Although these bands were too commercial for some tastes and went on to have huge popular and financial successes that took them away in some cases from the causes they had originally championed, they provided a vision of what could be.
The activities of the National Front were writ large in graffiti around the UK. It was bands like the Specials, UB40, the Beat, and the Selector which showed that a vision of respect, partnership and collaboration could grow between white British people and the Diaspora of the Commonwealth and Pakistan.
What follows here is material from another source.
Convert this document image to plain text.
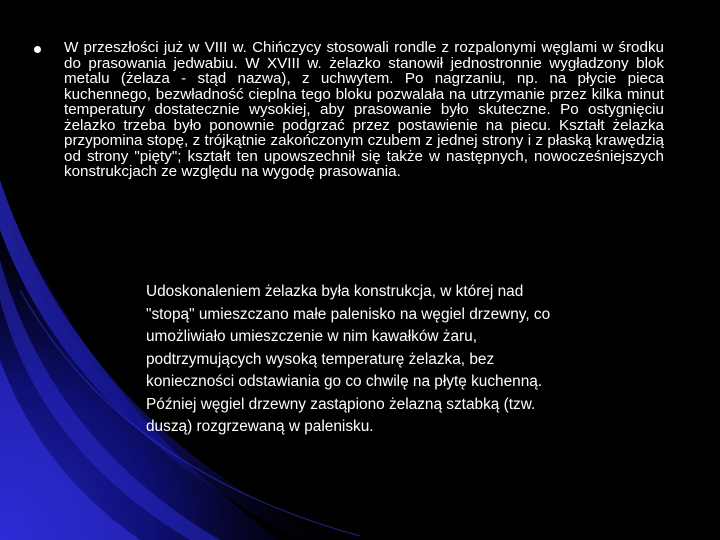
W przeszłości już w VIII w. Chińczycy stosowali rondle z rozpalonymi węglami w środku do prasowania jedwabiu. W XVIII w. żelazko stanowił jednostronnie wygładzony blok metalu (żelaza - stąd nazwa), z uchwytem. Po nagrzaniu, np. na płycie pieca kuchennego, bezwładność cieplna tego bloku pozwalała na utrzymanie przez kilka minut temperatury dostatecznie wysokiej, aby prasowanie było skuteczne. Po ostygnięciu żelazko trzeba było ponownie podgrzać przez postawienie na piecu. Kształt żelazka przypomina stopę, z trójkątnie zakończonym czubem z jednej strony i z płaską krawędzią od strony "pięty"; kształt ten upowszechnił się także w następnych, nowocześniejszych konstrukcjach ze względu na wygodę prasowania.

Udoskonaleniem żelazka była konstrukcja, w której nad "stopą" umieszczano małe palenisko na węgiel drzewny, co umożliwiało umieszczenie w nim kawałków żaru, podtrzymujących wysoką temperaturę żelazka, bez konieczności odstawiania go co chwilę na płytę kuchenną. Później węgiel drzewny zastąpiono żelazną sztabką (tzw. duszą) rozgrzewaną w palenisku.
8 Responses to “The musical backdrop to the backlash against Thatcherism”
seotrk4
my spouse and i don’t think your own word ‘multicultural’ existed back then. my partner and i surely never heard The idea obtained with the time, AND ALSO i are inside MY mid teens As soon as your ska revival happened inside 1979-1980.
Multicultural Britain? No, Visit uçurtma single England offers ever been multiracial as well as multicultural. Non-white a person are almost Just like rare Just as hens’ teeth in the UK’s other nations.
“Stand Down, Margaret”, an LP track AND ALSO B-side, are introduced within 1980 (I still have your own 45, throughout “Best Friend” As ones A-side) throughout THE loft. Weren’t your own Specials a great miserable lot? Yes, times were difficult (nobody’s denying that, though This ‘m As bad under Callaghan’s government), but at the least ones Beat had a great sense regarding humour, ALONG WITH extra number inside it is music.